Pour preuve, aux États-Unis, de nouveaux espaces ouvrent, où les soins se partagent, à l’instar de Remedy Place, Bathhouse et Rekoop à New York ou de Othership à Singapour. On y retrouve à chaque fois le même concept de “bien être collectif”, mais dans des déclinaisons différentes : tantôt des caissons à pression et des couvertures massantes, tantôt des bains chauds ou froids avec des cours, des saunas … À noter que ces lieux ont aussi tous pour point commun lui d’un design recherché, avec une architecture et une décoration pointues. 

En Europe, le concept se décline plutôt sous une forme fitness comme l’illustre le centre sportif Heimat, à Paris, réservé aux femmes, dans une approche très communautaire et confidentielles, où il y a, par exemple, régulièrement des expositions de collection d'art... 

6. Horlogerie & Joaillerie : le temps du désir. 

Et si le désir constituait la nouvelle philosophie du temps ? Alexis de Prevoisin, expert retail et expérience client nous rappelle quelques citations de philosophes anciens et modernes : 

  • Aristote : "Le désir, c’est l’unique force motrice de l’homme".
  • Bernard Arnault  : "Notre affaire , c’est créer du désir !".
  • Patek Philippe : "Vous ne posséderez jamais une Patek Philippe, vous en prenez simplement soin pour la génération suivante", ce qui démontre un désir éternel !

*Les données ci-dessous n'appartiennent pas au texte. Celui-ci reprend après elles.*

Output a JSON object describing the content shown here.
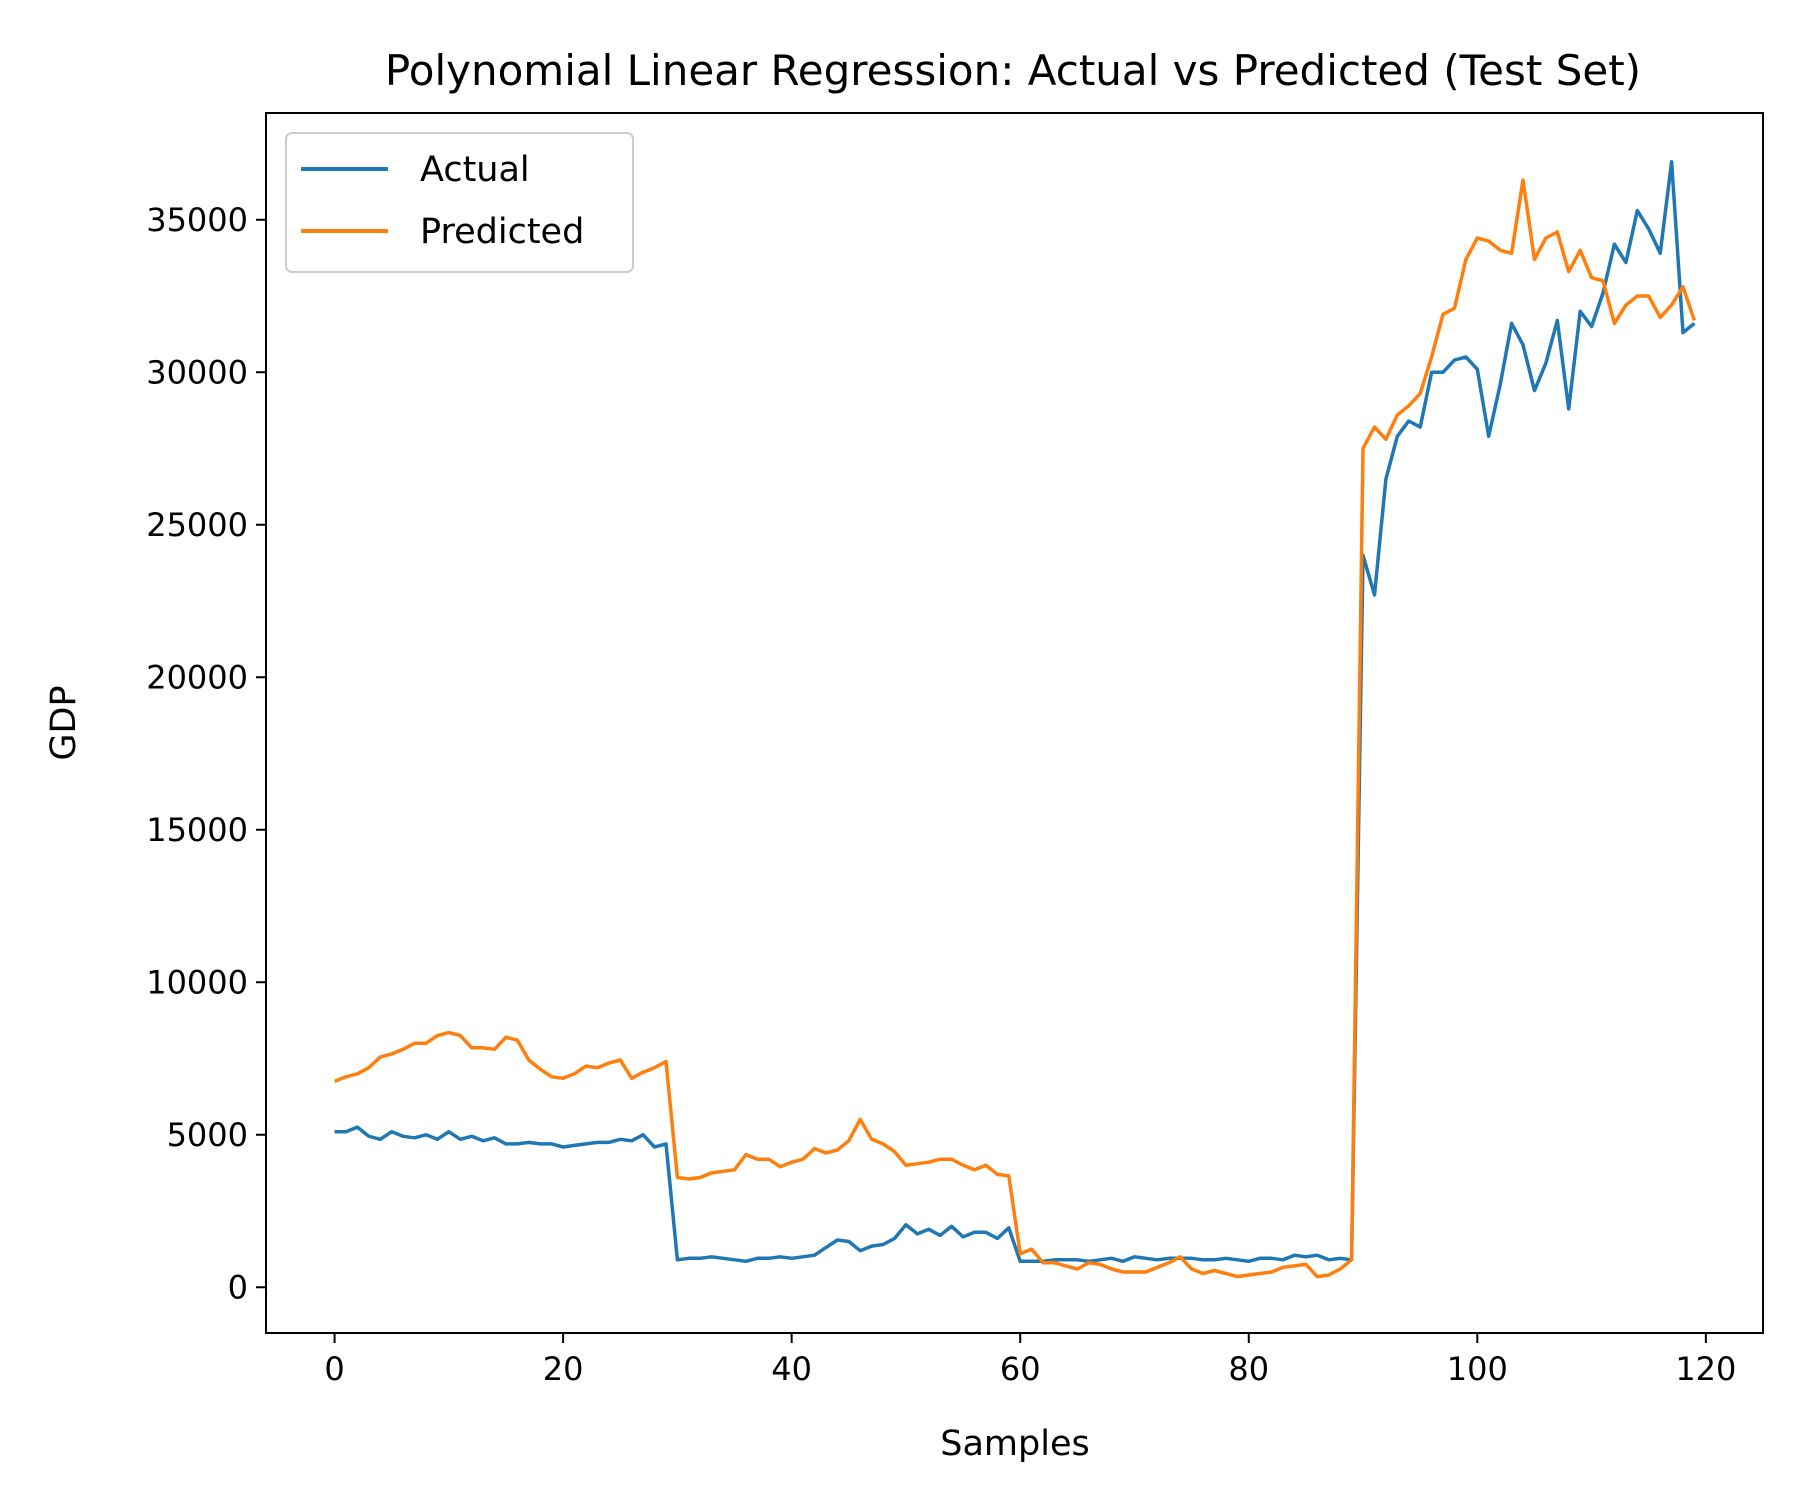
{
  "chart_data": {
    "type": "line",
    "title": "Polynomial Linear Regression: Actual vs Predicted (Test Set)",
    "xlabel": "Samples",
    "ylabel": "GDP",
    "xlim": [
      -6,
      125
    ],
    "ylim": [
      -1500,
      38500
    ],
    "xticks": [
      0,
      20,
      40,
      60,
      80,
      100,
      120
    ],
    "yticks": [
      0,
      5000,
      10000,
      15000,
      20000,
      25000,
      30000,
      35000
    ],
    "grid": false,
    "legend_position": "top-left",
    "series": [
      {
        "name": "Actual",
        "color": "#1f77b4",
        "values": [
          5100,
          5100,
          5250,
          4950,
          4850,
          5100,
          4950,
          4900,
          5000,
          4850,
          5100,
          4850,
          4950,
          4800,
          4900,
          4700,
          4700,
          4750,
          4700,
          4700,
          4600,
          4650,
          4700,
          4750,
          4750,
          4850,
          4800,
          5000,
          4600,
          4700,
          900,
          950,
          950,
          1000,
          950,
          900,
          850,
          950,
          950,
          1000,
          950,
          1000,
          1050,
          1300,
          1550,
          1500,
          1200,
          1350,
          1400,
          1600,
          2050,
          1750,
          1900,
          1700,
          2000,
          1650,
          1800,
          1800,
          1600,
          1950,
          850,
          850,
          850,
          900,
          900,
          900,
          850,
          900,
          950,
          850,
          1000,
          950,
          900,
          950,
          950,
          950,
          900,
          900,
          950,
          900,
          850,
          950,
          950,
          900,
          1050,
          1000,
          1050,
          900,
          950,
          900,
          24000,
          22700,
          26500,
          27900,
          28400,
          28200,
          30000,
          30000,
          30400,
          30500,
          30100,
          27900,
          29600,
          31600,
          30900,
          29400,
          30300,
          31700,
          28800,
          32000,
          31500,
          32600,
          34200,
          33600,
          35300,
          34700,
          33900,
          36900,
          31300,
          31600
        ]
      },
      {
        "name": "Predicted",
        "color": "#ff7f0e",
        "values": [
          6750,
          6900,
          7000,
          7200,
          7550,
          7650,
          7800,
          8000,
          8000,
          8250,
          8350,
          8250,
          7850,
          7850,
          7800,
          8200,
          8100,
          7450,
          7150,
          6900,
          6850,
          7000,
          7250,
          7200,
          7350,
          7450,
          6850,
          7050,
          7200,
          7400,
          3600,
          3550,
          3600,
          3750,
          3800,
          3850,
          4350,
          4200,
          4200,
          3950,
          4100,
          4200,
          4550,
          4400,
          4500,
          4800,
          5500,
          4850,
          4700,
          4450,
          4000,
          4050,
          4100,
          4200,
          4200,
          4000,
          3850,
          4000,
          3700,
          3650,
          1100,
          1250,
          800,
          800,
          700,
          600,
          800,
          750,
          600,
          500,
          500,
          500,
          650,
          800,
          1000,
          600,
          450,
          550,
          450,
          350,
          400,
          450,
          500,
          650,
          700,
          750,
          350,
          400,
          600,
          900,
          27500,
          28200,
          27800,
          28600,
          28900,
          29300,
          30500,
          31900,
          32100,
          33700,
          34400,
          34300,
          34000,
          33900,
          36300,
          33700,
          34400,
          34600,
          33300,
          34000,
          33100,
          33000,
          31600,
          32200,
          32500,
          32500,
          31800,
          32200,
          32800,
          31700
        ]
      }
    ]
  }
}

Un désir qui passe beaucoup par le produit, que ce soit : 

  • dans une certaine forme d’audace : L’épée 1839 x MB&F, une sculpture exclusive produite uniquement à 100 exemplaires,
  • par un modèle de distribution disruptif : la collaboration Jaquet Droz et Chantal Thomass, une montre sur commande, 
  • ou une approche plus accessible, très Gen Z : la MoonSwatch en biocéramique, écoulée à plus de 3 millions d’exemplaires

Quelques ombres toutefois au cadran : 

  • Un manque de désir sur le produit, dû en partie à trop de rééditions. 
  • Un manque de signature, qui pourrait être compensé, par exemple, par plus de collaborations avec des designers.
  • La question du prix.
  • Et, la saturation du désir, où certains préfèrent les smartwatches ou même, ne plus porter de montre pour ne plus être prisonniers du temps. 

Pour Alexis de Prevoisin : "il faut redonner de la confiance et du désir, ce qui passe par un "Story-retailing", où il est nécessaire de démontrer tout le savoir-faire, la technologie et raconter l’histoire de la marque, du produit, confier des anecdotes… C’est ce qui permettra de ressusciter le désir émotionnel !". 

En boutique, le conseiller de vente devient alors un véritable coach, conseiller et animateur d’une communauté, il est devenu un "Chief Emotional Officer" : l’humain comme vecteur d’énergie.